Big Data and Data Quality
Big data will bring some interesting challenges in data quality and changes to some of the traditional assumptions of governing data quality. First, it is important to go back to the basic definition of data quality as “fit for purpose.” In this case, fit for purpose means evaluating how this data will be used in the intended business use cases and just how “good” the data needs to be in order to provide meaningful value to the business goal.
The assumption that big data has to have the same level of data quality, especially in terms of data accuracy, as the company’s traditional internal data is not valid and is even sometimes unreasonable. In some cases, having more “fuzzy” data about a topic will increase the overall real-world representation of the topic.
Defining the most important dimensions of quality and the acceptable standards of quality falls on the data governance program, in collaboration with the business owners of the big data sources and the users of the big data across the company.
For example, let’s consider the case of using social media data to assess a current marketing campaign. The timeliness dimension will be a very important quality criterion, because the company will want to make changes to its campaign as a result of what it’s seeing on social media. Timely input from various sources will determine trends for taking action. Therefore, the data quality criteria and subsequent metrics should be based on timeliness dimensions, such as:
- How often do we need to get this data into the internal systems (every 15 minutes, hourly, daily), and is that happening?
- How often does it need to change to be useful, and is that happening?

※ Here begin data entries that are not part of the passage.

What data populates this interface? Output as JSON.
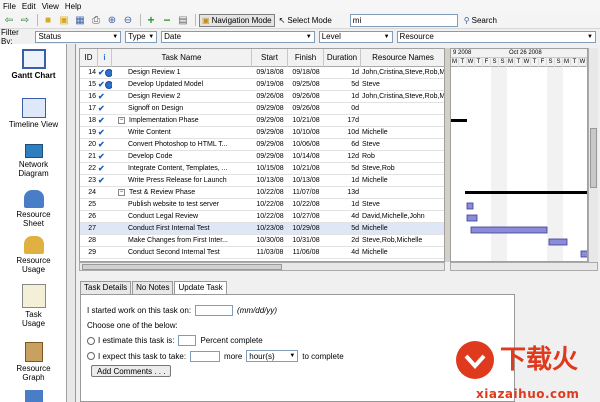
{
  "menu": [
    "File",
    "Edit",
    "View",
    "Help"
  ],
  "toolbar": {
    "nav_mode_label": "Navigation Mode",
    "select_mode_label": "Select Mode",
    "search_value": "mi",
    "search_label": "Search"
  },
  "filter": {
    "label": "Filter By:",
    "selects": [
      "Status",
      "Type",
      "Date",
      "Level",
      "Resource"
    ]
  },
  "sidebar": {
    "items": [
      {
        "label": "Gantt Chart",
        "icon": "gantt-chart-icon"
      },
      {
        "label": "Timeline View",
        "icon": "timeline-view-icon"
      },
      {
        "label": "Network Diagram",
        "icon": "network-diagram-icon"
      },
      {
        "label": "Resource Sheet",
        "icon": "resource-sheet-icon"
      },
      {
        "label": "Resource Usage",
        "icon": "resource-usage-icon"
      },
      {
        "label": "Task Usage",
        "icon": "task-usage-icon"
      },
      {
        "label": "Resource Graph",
        "icon": "resource-graph-icon"
      }
    ]
  },
  "grid": {
    "columns": [
      "ID",
      "",
      "Task Name",
      "Start",
      "Finish",
      "Duration",
      "Resource Names"
    ],
    "rows": [
      {
        "id": "14",
        "status": "check-circle",
        "name": "Design Review 1",
        "start": "09/18/08",
        "finish": "09/18/08",
        "duration": "1d",
        "resources": "John,Cristina,Steve,Rob,M",
        "indent": 1
      },
      {
        "id": "15",
        "status": "check-circle",
        "name": "Develop Updated Model",
        "start": "09/19/08",
        "finish": "09/25/08",
        "duration": "5d",
        "resources": "Steve",
        "indent": 1
      },
      {
        "id": "16",
        "status": "check",
        "name": "Design Review 2",
        "start": "09/26/08",
        "finish": "09/26/08",
        "duration": "1d",
        "resources": "John,Cristina,Steve,Rob,M",
        "indent": 1
      },
      {
        "id": "17",
        "status": "check",
        "name": "Signoff on Design",
        "start": "09/29/08",
        "finish": "09/26/08",
        "duration": "0d",
        "resources": "",
        "indent": 1
      },
      {
        "id": "18",
        "status": "check",
        "name": "Implementation Phase",
        "start": "09/29/08",
        "finish": "10/21/08",
        "duration": "17d",
        "resources": "",
        "indent": 0,
        "summary": true
      },
      {
        "id": "19",
        "status": "check",
        "name": "Write Content",
        "start": "09/29/08",
        "finish": "10/10/08",
        "duration": "10d",
        "resources": "Michelle",
        "indent": 1
      },
      {
        "id": "20",
        "status": "check",
        "name": "Convert Photoshop to HTML T...",
        "start": "09/29/08",
        "finish": "10/06/08",
        "duration": "6d",
        "resources": "Steve",
        "indent": 1
      },
      {
        "id": "21",
        "status": "check",
        "name": "Develop Code",
        "start": "09/29/08",
        "finish": "10/14/08",
        "duration": "12d",
        "resources": "Rob",
        "indent": 1
      },
      {
        "id": "22",
        "status": "check",
        "name": "Integrate Content, Templates, ...",
        "start": "10/15/08",
        "finish": "10/21/08",
        "duration": "5d",
        "resources": "Steve,Rob",
        "indent": 1
      },
      {
        "id": "23",
        "status": "check",
        "name": "Write Press Release for Launch",
        "start": "10/13/08",
        "finish": "10/13/08",
        "duration": "1d",
        "resources": "Michelle",
        "indent": 1
      },
      {
        "id": "24",
        "status": "",
        "name": "Test & Review Phase",
        "start": "10/22/08",
        "finish": "11/07/08",
        "duration": "13d",
        "resources": "",
        "indent": 0,
        "summary": true
      },
      {
        "id": "25",
        "status": "",
        "name": "Publish website to test server",
        "start": "10/22/08",
        "finish": "10/22/08",
        "duration": "1d",
        "resources": "Steve",
        "indent": 1
      },
      {
        "id": "26",
        "status": "",
        "name": "Conduct Legal Review",
        "start": "10/22/08",
        "finish": "10/27/08",
        "duration": "4d",
        "resources": "David,Michelle,John",
        "indent": 1
      },
      {
        "id": "27",
        "status": "",
        "name": "Conduct First Internal Test",
        "start": "10/23/08",
        "finish": "10/29/08",
        "duration": "5d",
        "resources": "Michelle",
        "indent": 1,
        "selected": true
      },
      {
        "id": "28",
        "status": "",
        "name": "Make Changes from First Inter...",
        "start": "10/30/08",
        "finish": "10/31/08",
        "duration": "2d",
        "resources": "Steve,Rob,Michelle",
        "indent": 1
      },
      {
        "id": "29",
        "status": "",
        "name": "Conduct Second Internal Test",
        "start": "11/03/08",
        "finish": "11/06/08",
        "duration": "4d",
        "resources": "Michelle",
        "indent": 1
      }
    ]
  },
  "gantt": {
    "months": [
      "9 2008",
      "Oct 26 2008"
    ],
    "days": [
      "M",
      "T",
      "W",
      "T",
      "F",
      "S",
      "S",
      "M",
      "T",
      "W",
      "T",
      "F",
      "S",
      "S",
      "M",
      "T",
      "W"
    ]
  },
  "detail": {
    "tabs": [
      "Task Details",
      "No Notes",
      "Update Task"
    ],
    "active_tab": "Update Task",
    "started_label": "I started work on this task on:",
    "date_hint": "(mm/dd/yy)",
    "choose_label": "Choose one of the below:",
    "estimate_label": "I estimate this task is:",
    "percent_label": "Percent complete",
    "expect_label": "I expect this task to take:",
    "more_label": "more",
    "unit_value": "hour(s)",
    "complete_label": "to complete",
    "add_comments_label": "Add Comments . . ."
  },
  "logo": {
    "text": "xiazaihuo.com",
    "brand": "下载火"
  },
  "colors": {
    "bar": "#8b8bd8",
    "check": "#1560bd",
    "logo": "#e03a1e"
  }
}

- When is data too “old” to achieve the needed business value? Subsequently, is there an ongoing archiving maintenance program in place to remove the data?
In fraud detection and credit analysis scenarios, certain big data fields warrant having higher data accuracy because those fields would be used to establish credit worthiness or potential fraud in a transaction. In this case, the governance program should select the big data sources that provide some guarantee of data accuracy. At a minimum, the confidence level of that data or data accuracy ranges should be measured and communicated to the business users. Another data quality criterion would be data consistency with internal data, because matching big data with internal data would be necessary to complete the transaction.
In all business scenarios, the governance program would establish criteria for how long this data is stored in the internal systems and the corresponding archiving and deletion rules. Keeping old data around unnecessarily will drive up total cost of ownership and also degrade analytic results.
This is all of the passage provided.